Foreign language education companies have long tapped a vast demand for English in China, where armies of parents are eager to advance their children in a ruthless education system in which a single exam can determine the trajectory of a lifetime. .

It came to a screeching halt in August when Beijing announced education reforms banning tutoring companies from hiring overseas teachers.

The rules – which also required tutoring platforms to turn their nonprofit businesses and banned certain classes during weekends and holidays – are touted by Beijing as necessary to alleviate stress on overworked students and reduce costs of education. education.

Critics say they are also cutting off Chinese children from outside influences, as an increasingly nationalist Beijing prepares to reaffirm socialist ideology in classrooms across the country.

“I understand wanting to relieve parents … but not why it has been so sudden and so hard,” said Josti, 44, a former elementary school teacher who switched to full-time online tutoring in 2017.

“We were in the process of bridging the gap between the two countries, and it seems to have stopped before we could finish it,” she told AFP, fearing that cultural exchanges were now lost. .

“On a personal level, it’s heartbreaking.

– ‘Socialist values’ –

Cindy Mi, founder of the online learning platform VIPKid, told Chinese State TV in March that her company has 800,000 Chinese students, in what she called a “global classroom.” in line.
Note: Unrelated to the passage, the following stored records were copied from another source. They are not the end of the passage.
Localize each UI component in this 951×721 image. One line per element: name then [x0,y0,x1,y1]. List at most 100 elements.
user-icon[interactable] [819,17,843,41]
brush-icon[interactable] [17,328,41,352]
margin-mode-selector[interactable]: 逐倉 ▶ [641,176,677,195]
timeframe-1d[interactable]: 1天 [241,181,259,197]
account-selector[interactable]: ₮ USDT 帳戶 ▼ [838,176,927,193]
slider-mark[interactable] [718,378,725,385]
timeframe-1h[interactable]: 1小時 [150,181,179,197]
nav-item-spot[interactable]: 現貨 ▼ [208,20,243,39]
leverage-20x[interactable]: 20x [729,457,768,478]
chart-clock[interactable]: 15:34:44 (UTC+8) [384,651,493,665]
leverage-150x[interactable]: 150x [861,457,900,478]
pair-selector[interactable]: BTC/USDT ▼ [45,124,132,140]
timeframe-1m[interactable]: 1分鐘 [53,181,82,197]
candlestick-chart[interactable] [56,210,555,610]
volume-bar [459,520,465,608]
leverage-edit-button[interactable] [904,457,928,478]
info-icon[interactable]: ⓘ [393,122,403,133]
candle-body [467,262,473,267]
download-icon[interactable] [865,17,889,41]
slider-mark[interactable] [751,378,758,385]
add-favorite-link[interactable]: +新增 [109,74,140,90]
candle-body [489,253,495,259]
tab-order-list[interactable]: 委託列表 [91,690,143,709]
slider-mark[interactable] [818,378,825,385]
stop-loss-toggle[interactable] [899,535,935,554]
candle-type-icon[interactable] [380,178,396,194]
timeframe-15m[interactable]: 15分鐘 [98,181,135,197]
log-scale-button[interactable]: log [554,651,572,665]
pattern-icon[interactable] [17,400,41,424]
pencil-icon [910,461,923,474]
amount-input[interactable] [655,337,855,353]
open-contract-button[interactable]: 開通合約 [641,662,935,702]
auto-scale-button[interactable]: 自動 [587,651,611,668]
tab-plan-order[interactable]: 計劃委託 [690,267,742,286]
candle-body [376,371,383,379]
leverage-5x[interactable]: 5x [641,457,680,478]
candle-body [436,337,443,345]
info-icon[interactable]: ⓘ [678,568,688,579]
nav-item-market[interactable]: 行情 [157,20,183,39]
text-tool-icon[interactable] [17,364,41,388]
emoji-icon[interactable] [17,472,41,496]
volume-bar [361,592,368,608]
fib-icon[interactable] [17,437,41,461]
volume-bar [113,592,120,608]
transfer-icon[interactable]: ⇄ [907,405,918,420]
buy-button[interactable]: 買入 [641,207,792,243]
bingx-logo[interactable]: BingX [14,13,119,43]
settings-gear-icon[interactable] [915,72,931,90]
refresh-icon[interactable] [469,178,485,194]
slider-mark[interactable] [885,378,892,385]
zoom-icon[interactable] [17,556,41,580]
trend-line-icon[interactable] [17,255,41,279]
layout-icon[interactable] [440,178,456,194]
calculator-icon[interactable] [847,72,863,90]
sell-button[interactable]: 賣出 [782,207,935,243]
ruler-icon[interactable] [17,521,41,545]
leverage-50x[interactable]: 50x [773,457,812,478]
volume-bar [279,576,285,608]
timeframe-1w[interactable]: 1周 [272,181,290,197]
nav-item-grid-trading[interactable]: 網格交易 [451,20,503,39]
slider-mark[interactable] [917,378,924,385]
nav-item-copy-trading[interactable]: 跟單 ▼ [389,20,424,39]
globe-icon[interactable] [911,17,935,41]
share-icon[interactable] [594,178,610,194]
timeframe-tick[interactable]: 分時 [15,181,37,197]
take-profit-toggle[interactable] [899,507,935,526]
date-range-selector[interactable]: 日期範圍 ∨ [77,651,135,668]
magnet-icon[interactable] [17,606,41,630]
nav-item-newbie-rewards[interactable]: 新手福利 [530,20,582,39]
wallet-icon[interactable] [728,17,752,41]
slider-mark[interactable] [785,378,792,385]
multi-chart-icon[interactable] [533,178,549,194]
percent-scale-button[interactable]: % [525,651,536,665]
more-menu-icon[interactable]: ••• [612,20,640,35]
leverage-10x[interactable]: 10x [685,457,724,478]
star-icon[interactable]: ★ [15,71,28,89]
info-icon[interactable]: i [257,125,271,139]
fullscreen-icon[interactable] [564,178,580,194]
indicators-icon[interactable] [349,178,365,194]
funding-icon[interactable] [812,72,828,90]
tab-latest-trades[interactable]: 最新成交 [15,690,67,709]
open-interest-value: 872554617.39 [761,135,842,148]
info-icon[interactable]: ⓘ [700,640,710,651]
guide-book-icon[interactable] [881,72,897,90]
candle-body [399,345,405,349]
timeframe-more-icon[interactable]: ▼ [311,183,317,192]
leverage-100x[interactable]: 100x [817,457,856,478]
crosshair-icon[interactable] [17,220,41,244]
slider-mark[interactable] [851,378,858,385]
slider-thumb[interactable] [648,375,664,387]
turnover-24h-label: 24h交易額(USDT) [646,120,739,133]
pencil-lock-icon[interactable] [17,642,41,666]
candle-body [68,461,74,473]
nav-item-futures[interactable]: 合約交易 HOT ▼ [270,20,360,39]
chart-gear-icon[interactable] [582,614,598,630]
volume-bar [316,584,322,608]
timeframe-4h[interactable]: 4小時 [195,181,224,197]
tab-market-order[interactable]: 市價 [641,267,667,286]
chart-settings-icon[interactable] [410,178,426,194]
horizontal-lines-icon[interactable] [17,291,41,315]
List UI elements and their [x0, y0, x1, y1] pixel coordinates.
But a few months later, VIPKid announced that it would no longer sell English lessons with tutors based abroad – the heart of its business model – due to the new rules.
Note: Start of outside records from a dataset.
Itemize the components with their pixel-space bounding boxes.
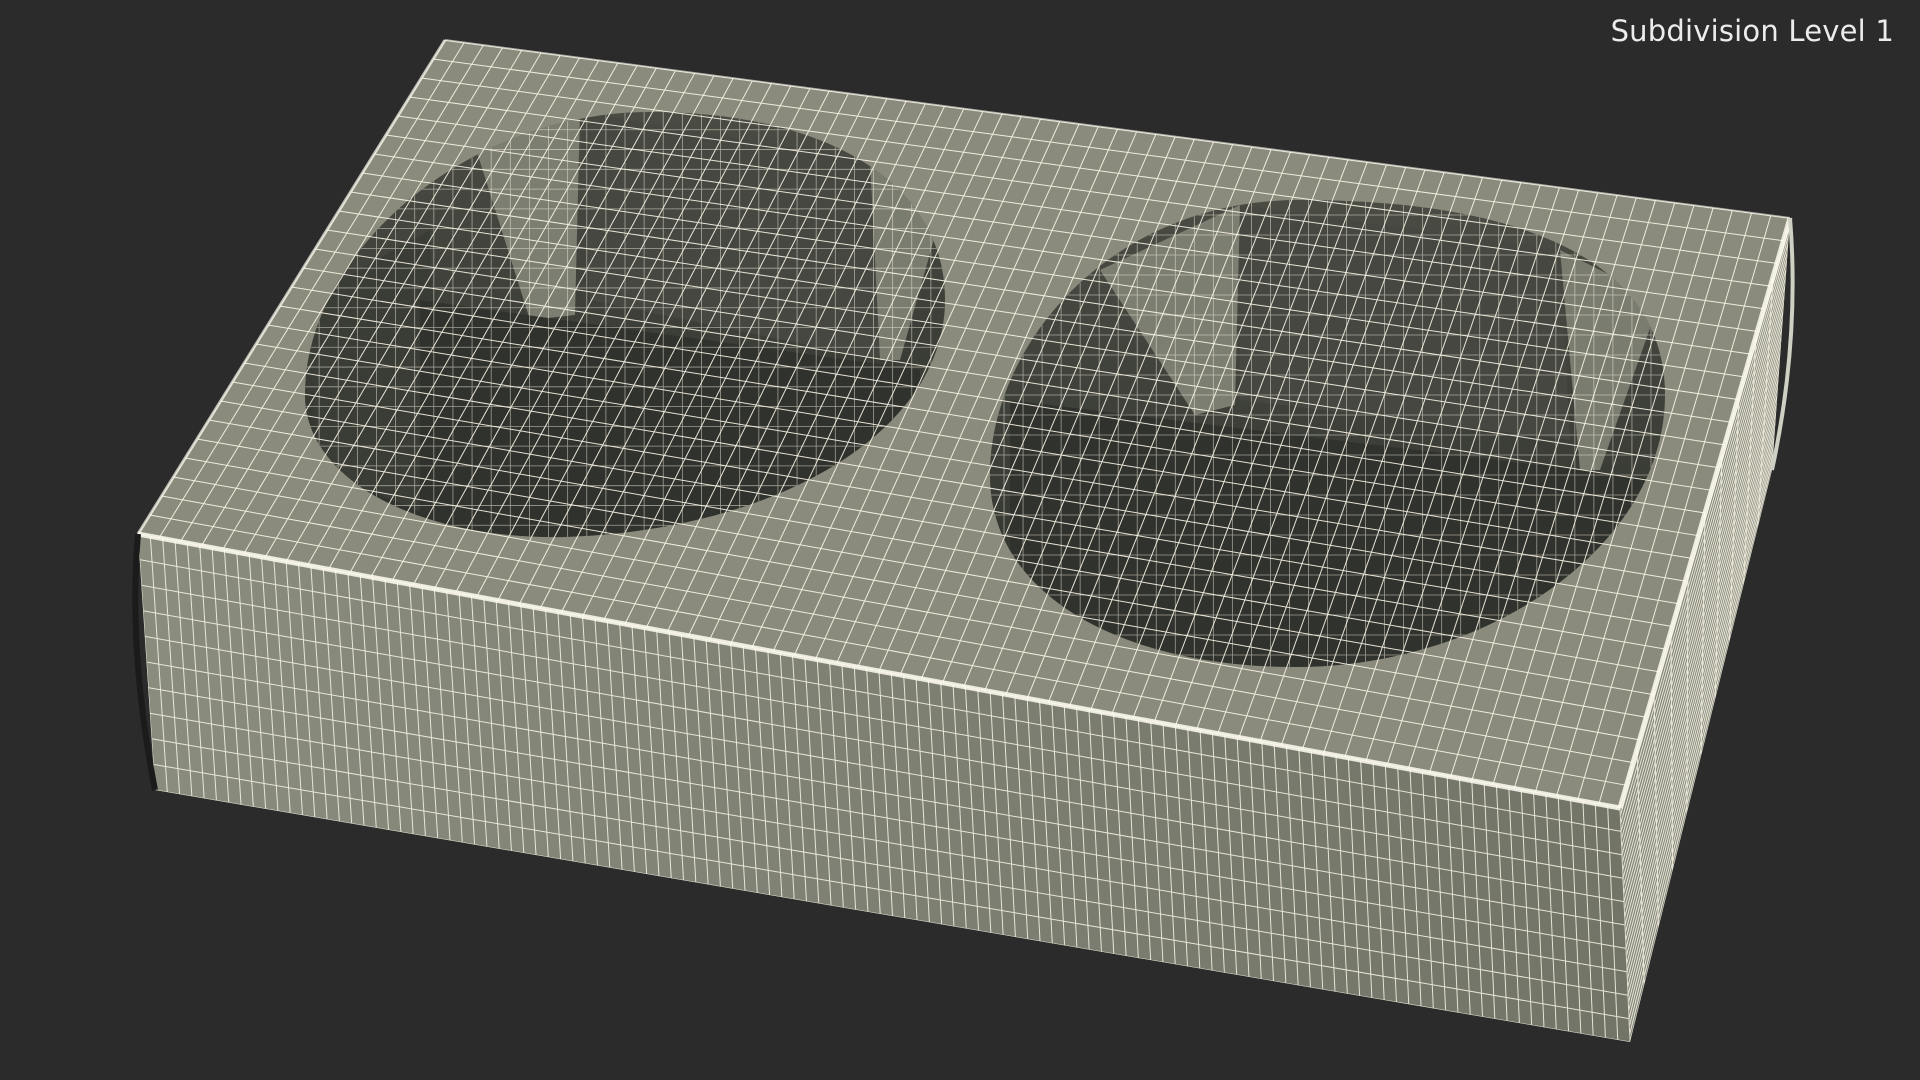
subdivision-level-label: Subdivision Level 1 [1610, 14, 1894, 48]
3d-viewport[interactable]: Subdivision Level 1 [0, 0, 1920, 1080]
cup-holder-model[interactable] [0, 0, 1920, 1080]
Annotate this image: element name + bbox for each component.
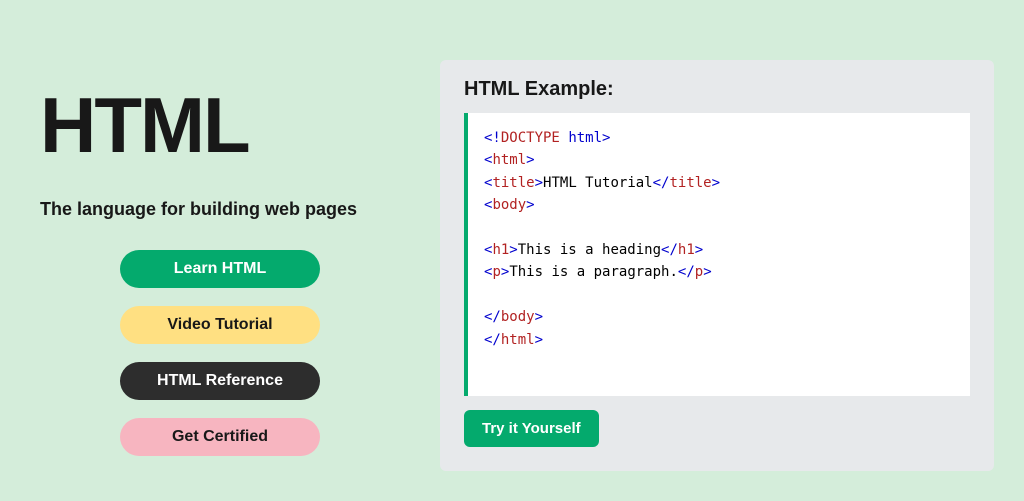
code-example: <!DOCTYPE html> <html> <title>HTML Tutor… — [464, 113, 970, 396]
code-line — [484, 284, 954, 306]
video-tutorial-button[interactable]: Video Tutorial — [120, 306, 320, 344]
html-reference-button[interactable]: HTML Reference — [120, 362, 320, 400]
code-line: <body> — [484, 194, 954, 216]
example-panel: HTML Example: <!DOCTYPE html> <html> <ti… — [440, 60, 994, 471]
code-line: <title>HTML Tutorial</title> — [484, 172, 954, 194]
example-title: HTML Example: — [464, 78, 970, 101]
code-line — [484, 217, 954, 239]
code-line: <h1>This is a heading</h1> — [484, 239, 954, 261]
button-group: Learn HTML Video Tutorial HTML Reference… — [40, 250, 400, 456]
page-title: HTML — [40, 80, 400, 171]
code-line: <p>This is a paragraph.</p> — [484, 261, 954, 283]
code-line: </body> — [484, 306, 954, 328]
code-line: </html> — [484, 329, 954, 351]
hero-panel: HTML The language for building web pages… — [40, 60, 400, 471]
get-certified-button[interactable]: Get Certified — [120, 418, 320, 456]
try-it-yourself-button[interactable]: Try it Yourself — [464, 410, 599, 447]
code-line: <html> — [484, 149, 954, 171]
learn-html-button[interactable]: Learn HTML — [120, 250, 320, 288]
page-subtitle: The language for building web pages — [40, 199, 400, 220]
code-line: <!DOCTYPE html> — [484, 127, 954, 149]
Teachers to be cut off from major revenue stream as China crackdown on online tutoring platforms Olivier DOULIERY AFP

Other distance learning platforms such as GOGOKID and 51talk quickly followed suit.

Canadian VIPKid tutor Tim Gascoigne said the changes have closed an exciting space for cultural exchange and learning.

“A lot of what happened was edutainment – short, fun, interactive lessons with native speakers, and that was great cross-cultural communication,” he told AFP.

The reforms appear to be part of broader measures to control what is learned in the classroom, after China last year banned foreign educational materials and ordered the president’s political ideology, Xi Jinping thought, to be taught. in all schools.

“(Chinese leaders) pay attention to several factors such as socialist values, patriotism and educational sovereignty,” said Claudia Wang, education partner at consultancy firm Oliver Wyman.

“Perhaps it is difficult to count on an American or European teacher to teach a Chinese child about history or patriotism.

– Black market tutoring –

Since there is still a great demand for private English lessons, tutors say there is an emerging black market.

Some education platforms are trying to recruit foreign teachers in China to give additional tutoring classes, said Jessica, a former staff member of an education agency in Beijing.

Others offer informal classes on social media platforms.

There were more than 400,000 foreign teachers in China in 2017, according to a survey by state media, although some expats have since relocated due to the pandemic and strict border controls.

“Most of the kids I know still have a way to learn English and buy whatever they need,” Jessica added.

Many Chinese parents prefer foreign teachers for conversational practice and especially for spoken English, according to mother Wang Xiaogui.

“My daughter misses her teacher a lot,” said Wang, whose 14-year-old daughter Wendy, in the eastern town of Shaoxing, regularly took classes with an American teacher.

“The teacher really cared about my child,” she added.